The sheriff’s offices from Flagler, Brevard, Orange, Sumter, Seminole, Marion and Volusia counties all told 9 Investigates that crisis intervention training is mandatory for their deputies. In Osceola County, however, the training is encouraged but not required. In Lake County, the sheriff’s office requires a de-escalation training.

NAMI partners with law enforcement agencies to help train its officers on how to best respond to calls involving a person experiencing a mental health crisis. Their training includes learning how to identify different mental health conditions and de-escalation techniques. For example, law enforcement officers wear headphones, with loud voices speaking at them, to understand how a person with schizophrenia feels.

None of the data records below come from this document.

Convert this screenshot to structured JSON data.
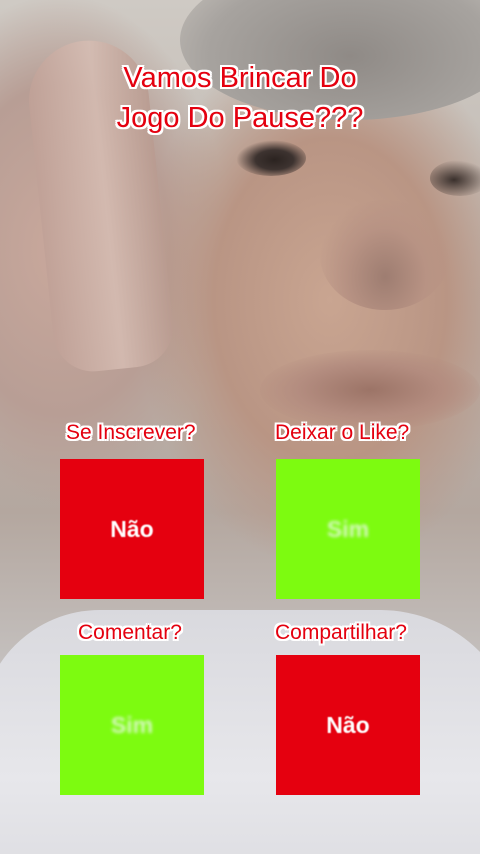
{
  "title": {
    "line1": "Vamos Brincar Do",
    "line2": "Jogo Do Pause???"
  },
  "colors": {
    "text_red": "#e4000f",
    "outline": "#ffffff",
    "box_red": "#e5000f",
    "box_green": "#7dfb10"
  },
  "options": [
    {
      "label": "Se Inscrever?",
      "answer": "Não",
      "color": "red"
    },
    {
      "label": "Deixar o Like?",
      "answer": "Sim",
      "color": "green"
    },
    {
      "label": "Comentar?",
      "answer": "Sim",
      "color": "green"
    },
    {
      "label": "Compartilhar?",
      "answer": "Não",
      "color": "red"
    }
  ]
}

Just in the past two years, NAMI trained about 1,500 in Orange, Osceola, Brevard and Seminole counties have gone through the training to include scenarios they might encounter when called to de-escalate a real-life situation, just like the case of Scippio.

“When they call for help, it should be a protocol at that point when they are calling when they get to the house,” Reed said. “Protocol, training, extensive training put in place.”

The National Alliance on Mental Illness is pushing – and hoping – for Crisis Intervention Team training to be mandatory across the state of Florida.